The government-owned operator of NSW’s power network wants to send autonomous drones to inspect its transmission towers in an effort increase safety and make the process more efficient.
Network operator TransGrid has invited drone vendors to pitch their wares for a pilot of one unmmaned aerial vehicle (UAV), to test whether the new approach can replace the current use of binoculars and climbing technicians.
It has asked for a multi-rotor UAV with an on-board video camera that can be sent out on pre-configured inspection routes, requiring only one person at a time to monitor its operations.
“Using a [UAV] with automated flight capabilities and live video is seen as a way of performing this task more efficiently, cost effectively and safely," the organisation stated in tender documents.
"This will both increase the number of towers which can be inspected for a given time frame and will also increase safety through reducing the number of tower climbs."
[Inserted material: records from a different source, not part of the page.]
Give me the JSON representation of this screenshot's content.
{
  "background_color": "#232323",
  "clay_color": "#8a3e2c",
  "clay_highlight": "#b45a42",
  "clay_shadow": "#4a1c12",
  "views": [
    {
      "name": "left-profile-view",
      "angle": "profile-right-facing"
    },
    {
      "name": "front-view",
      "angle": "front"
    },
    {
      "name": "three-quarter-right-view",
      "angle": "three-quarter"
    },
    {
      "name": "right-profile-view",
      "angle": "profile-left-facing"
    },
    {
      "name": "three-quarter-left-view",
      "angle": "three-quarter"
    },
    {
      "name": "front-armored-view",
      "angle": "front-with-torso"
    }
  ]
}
Two-way telemetry will feed the video stream back to the ground in a minimum 1080p HD resolution, plus a minimum 10 megapixels for still images. The ground-based operator will be able to control and switch between the camera functions.
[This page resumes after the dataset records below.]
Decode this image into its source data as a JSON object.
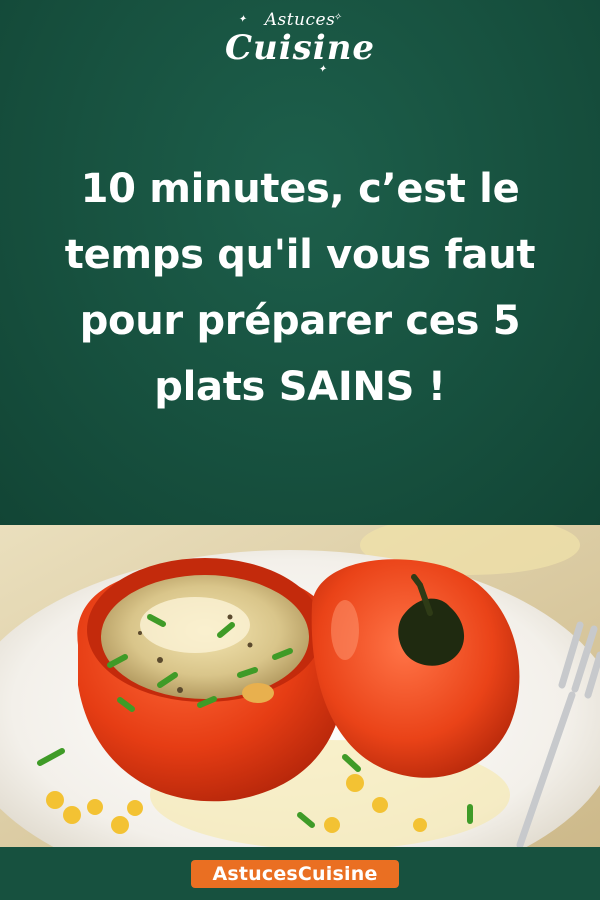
{
  "logo": {
    "line1": "Astuces",
    "line2": "Cuisine"
  },
  "headline": {
    "lines": [
      "10 minutes, c’est le",
      "temps qu'il vous faut",
      "pour préparer ces 5",
      "plats SAINS !"
    ]
  },
  "photo": {
    "subject": "stuffed-tomato-egg-icon"
  },
  "footer": {
    "brand": "AstucesCuisine"
  },
  "colors": {
    "background": "#17513f",
    "accent": "#ea6f22",
    "text": "#ffffff"
  }
}
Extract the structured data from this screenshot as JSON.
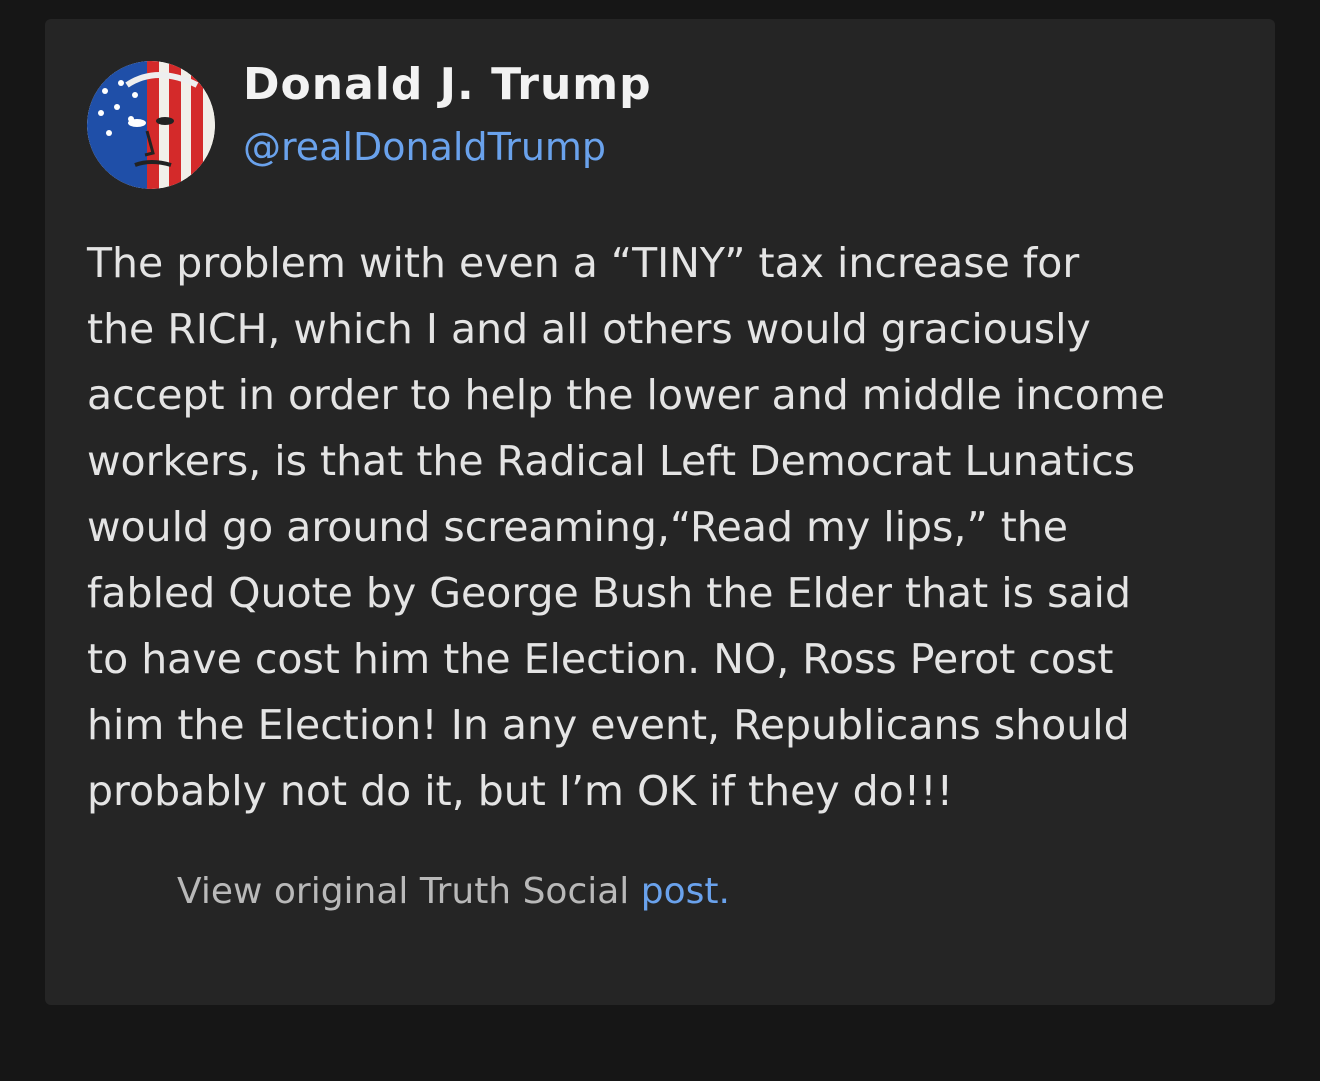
{
  "post": {
    "author": {
      "display_name": "Donald J. Trump",
      "handle": "@realDonaldTrump",
      "avatar_icon": "flag-painted-face-avatar"
    },
    "body_lines": [
      "The problem with even a “TINY” tax increase for",
      "the RICH, which I and all others would graciously",
      "accept in order to help the lower and middle income",
      "workers, is that the Radical Left Democrat Lunatics",
      "would go around screaming,“Read my lips,” the",
      "fabled Quote by George Bush the Elder that is said",
      "to have cost him the Election. NO, Ross Perot cost",
      "him the Election! In any event, Republicans should",
      "probably not do it, but I’m OK if they do!!!"
    ],
    "footer": {
      "prefix": "View original Truth Social ",
      "link_text": "post."
    }
  },
  "colors": {
    "page_background": "#161616",
    "card_background": "#252525",
    "accent_link": "#6aa2ec",
    "body_text": "#e4e4e4"
  }
}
The TransGrid drone will also be fitted with a thermal imaging system that will capture temperatures between ‐20°C and 120°C at five degree increments.
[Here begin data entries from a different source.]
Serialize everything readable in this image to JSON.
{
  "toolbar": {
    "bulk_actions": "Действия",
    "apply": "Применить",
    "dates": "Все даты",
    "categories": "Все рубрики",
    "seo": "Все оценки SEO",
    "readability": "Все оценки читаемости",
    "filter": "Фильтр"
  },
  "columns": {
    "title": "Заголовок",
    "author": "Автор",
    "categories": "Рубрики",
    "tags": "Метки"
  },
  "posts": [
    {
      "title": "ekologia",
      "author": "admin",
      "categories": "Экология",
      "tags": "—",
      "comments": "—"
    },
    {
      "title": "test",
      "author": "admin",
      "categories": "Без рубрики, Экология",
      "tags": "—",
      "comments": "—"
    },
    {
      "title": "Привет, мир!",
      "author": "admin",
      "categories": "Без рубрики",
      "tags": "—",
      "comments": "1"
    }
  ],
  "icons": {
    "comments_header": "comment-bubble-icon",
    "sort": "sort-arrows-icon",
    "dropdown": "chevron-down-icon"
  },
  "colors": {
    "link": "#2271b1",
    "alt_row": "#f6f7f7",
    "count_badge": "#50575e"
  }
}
Ideally, the drone’s take-off and landing will be able to be set as simply as pointing and clicking on a map. The organisation is also hoping to find a machine that can be sent out in the wet and in winds of up to 50km/h.
The team at TransGrid is following in the footsteps of Australia’s transport and emergency services sectors, members of which have already started to leverage the unmanned vehicles to undertake aerial surveillance more safely and efficiently than traditional methods.